沈染染費力地一把推開熊崢,看也不看他一眼,直接上了榻,蓋上被子睡了:“太晚了,你回去吧。”
熊崢以為她累了,想了想,總歸不好意思在這麽多尼姑麵前與她同塌而眠,就點了點頭:“也好,你先休息,我明日來接你。”
翌日,待熊崢下了朝,再去接沈染染時,卻發現她已經不在庵中。他立刻喚來親衛:“夫人不見了,為何不來報我?”
“爺,夫人一早就被陛下接入宮中了。夫人留下一句話,要屬下告訴您。”熊崢著急地讓他趕緊說。
“夫人說,您與她緣分已了,日後不必再見。”
熊崢一聽,沈染染這是要與他恩斷義絕啊。
官府裏就算判坐監,也要有個由頭。她這沒頭沒腦地就一意孤行地給他判了死罪,他如何能心服口服?無論如何,也應該當麵談談。
可是這回,他要入宮卻也入不得了。下頭傳話的人隻說皇帝不見。
熊崢是誰?他可是武藝高強的大將軍,再高的宮牆也攔不住他。正當他走到一處極為偏僻的宮牆處,準備作案時,被忽然出現的賢王一腳給踹了下來。
“沒出息的家夥,爬什麽爬?皇上正盯著你呢,你倒好,親自把把柄送到對方手上。
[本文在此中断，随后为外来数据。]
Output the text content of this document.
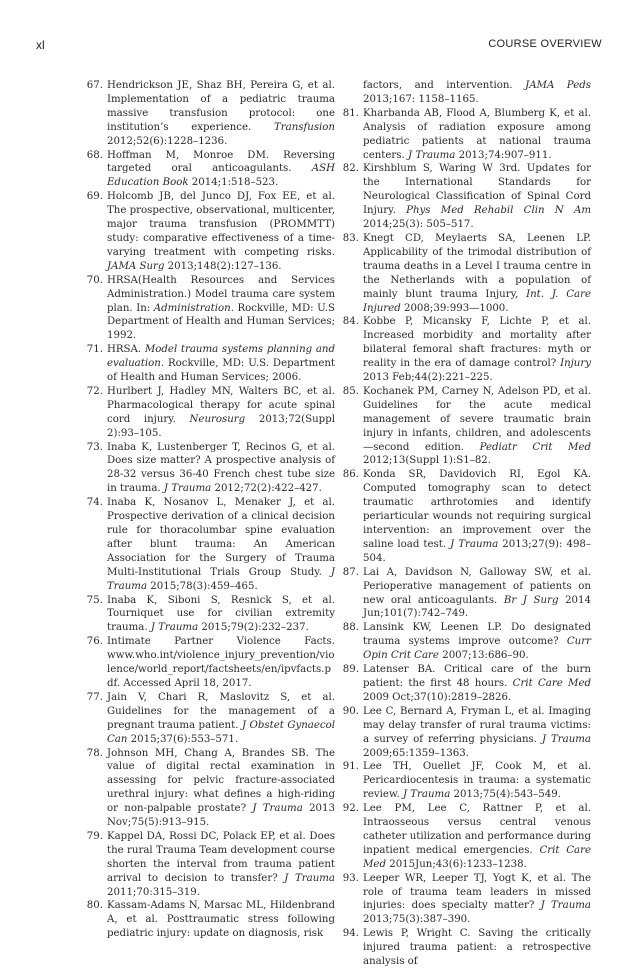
xl	COURSE OVERVIEW
67. Hendrickson JE, Shaz BH, Pereira G, et al. Implementation of a pediatric trauma massive transfusion protocol: one institution’s experience. Transfusion 2012;52(6):1228–1236.
68. Hoffman M, Monroe DM. Reversing targeted oral anticoagulants. ASH Education Book 2014;1:518–523.
69. Holcomb JB, del Junco DJ, Fox EE, et al. The prospective, observational, multicenter, major trauma transfusion (PROMMTT) study: comparative effectiveness of a time-varying treatment with competing risks. JAMA Surg 2013;148(2):127–136.
70. HRSA(Health Resources and Services Administration.) Model trauma care system plan. In: Administration. Rockville, MD: U.S Department of Health and Human Services; 1992.
71. HRSA. Model trauma systems planning and evaluation. Rockville, MD: U.S. Department of Health and Human Services; 2006.
72. Hurlbert J, Hadley MN, Walters BC, et al. Pharmacological therapy for acute spinal cord injury. Neurosurg 2013;72(Suppl 2):93–105.
73. Inaba K, Lustenberger T, Recinos G, et al. Does size matter? A prospective analysis of 28-32 versus 36-40 French chest tube size in trauma. J Trauma 2012;72(2):422–427.
74. Inaba K, Nosanov L, Menaker J, et al. Prospective derivation of a clinical decision rule for thoracolumbar spine evaluation after blunt trauma: An American Association for the Surgery of Trauma Multi-Institutional Trials Group Study. J Trauma 2015;78(3):459–465.
75. Inaba K, Siboni S, Resnick S, et al. Tourniquet use for civilian extremity trauma. J Trauma 2015;79(2):232–237.
76. Intimate Partner Violence Facts. www.who.int/violence_injury_prevention/violence/world_report/factsheets/en/ipvfacts.pdf. Accessed April 18, 2017.
77. Jain V, Chari R, Maslovitz S, et al. Guidelines for the management of a pregnant trauma patient. J Obstet Gynaecol Can 2015;37(6):553–571.
78. Johnson MH, Chang A, Brandes SB. The value of digital rectal examination in assessing for pelvic fracture-associated urethral injury: what defines a high-riding or non-palpable prostate? J Trauma 2013 Nov;75(5):913–915.
79. Kappel DA, Rossi DC, Polack EP, et al. Does the rural Trauma Team development course shorten the interval from trauma patient arrival to decision to transfer? J Trauma 2011;70:315–319.
80. Kassam-Adams N, Marsac ML, Hildenbrand A, et al. Posttraumatic stress following pediatric injury: update on diagnosis, risk
factors, and intervention. JAMA Peds 2013;167: 1158–1165.
81. Kharbanda AB, Flood A, Blumberg K, et al. Analysis of radiation exposure among pediatric patients at national trauma centers. J Trauma 2013;74:907–911.
82. Kirshblum S, Waring W 3rd. Updates for the International Standards for Neurological Classification of Spinal Cord Injury. Phys Med Rehabil Clin N Am 2014;25(3): 505–517.
83. Knegt CD, Meylaerts SA, Leenen LP. Applicability of the trimodal distribution of trauma deaths in a Level I trauma centre in the Netherlands with a population of mainly blunt trauma Injury, Int. J. Care Injured 2008;39:993—1000.
84. Kobbe P, Micansky F, Lichte P, et al. Increased morbidity and mortality after bilateral femoral shaft fractures: myth or reality in the era of damage control? Injury 2013 Feb;44(2):221–225.
85. Kochanek PM, Carney N, Adelson PD, et al. Guidelines for the acute medical management of severe traumatic brain injury in infants, children, and adolescents—second edition. Pediatr Crit Med 2012;13(Suppl 1):S1–82.
86. Konda SR, Davidovich RI, Egol KA. Computed tomography scan to detect traumatic arthrotomies and identify periarticular wounds not requiring surgical intervention: an improvement over the saline load test. J Trauma 2013;27(9): 498–504.
87. Lai A, Davidson N, Galloway SW, et al. Perioperative management of patients on new oral anticoagulants. Br J Surg 2014 Jun;101(7):742–749.
88. Lansink KW, Leenen LP. Do designated trauma systems improve outcome? Curr Opin Crit Care 2007;13:686–90.
89. Latenser BA. Critical care of the burn patient: the first 48 hours. Crit Care Med 2009 Oct;37(10):2819–2826.
90. Lee C, Bernard A, Fryman L, et al. Imaging may delay transfer of rural trauma victims: a survey of referring physicians. J Trauma 2009;65:1359–1363.
91. Lee TH, Ouellet JF, Cook M, et al. Pericardiocentesis in trauma: a systematic review. J Trauma 2013;75(4):543–549.
92. Lee PM, Lee C, Rattner P, et al. Intraosseous versus central venous catheter utilization and performance during inpatient medical emergencies. Crit Care Med 2015Jun;43(6):1233–1238.
93. Leeper WR, Leeper TJ, Yogt K, et al. The role of trauma team leaders in missed injuries: does specialty matter? J Trauma 2013;75(3):387–390.
94. Lewis P, Wright C. Saving the critically injured trauma patient: a retrospective analysis of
”
熊崢一見是義父來了,忙給他行個禮:“義父,您怎麽在這兒?”
賢王丟給熊崢一個明知故問的眼神:“趕緊跟我回府,似乎有張丞相的行跡了。”
熊崢一聽是這事,連忙稱是,又望了眼高大的宮牆良久,這才轉回頭往賢王府走去。
賢王府與皇宮離得十分近,所以賢王上朝都習慣步行來去。此時熊崢也隻好跟著他往府中走去。也幸好熊崢善於偽裝,麵上向來沒有太多表情,一度讓人覺得他是麵癱,始終是一副冷厲淡漠的神情,讓人看著就覺得寒意襲人。其實此時此刻他無奈極了,恨不能立時就飛到沈染染身邊去,問個究竟。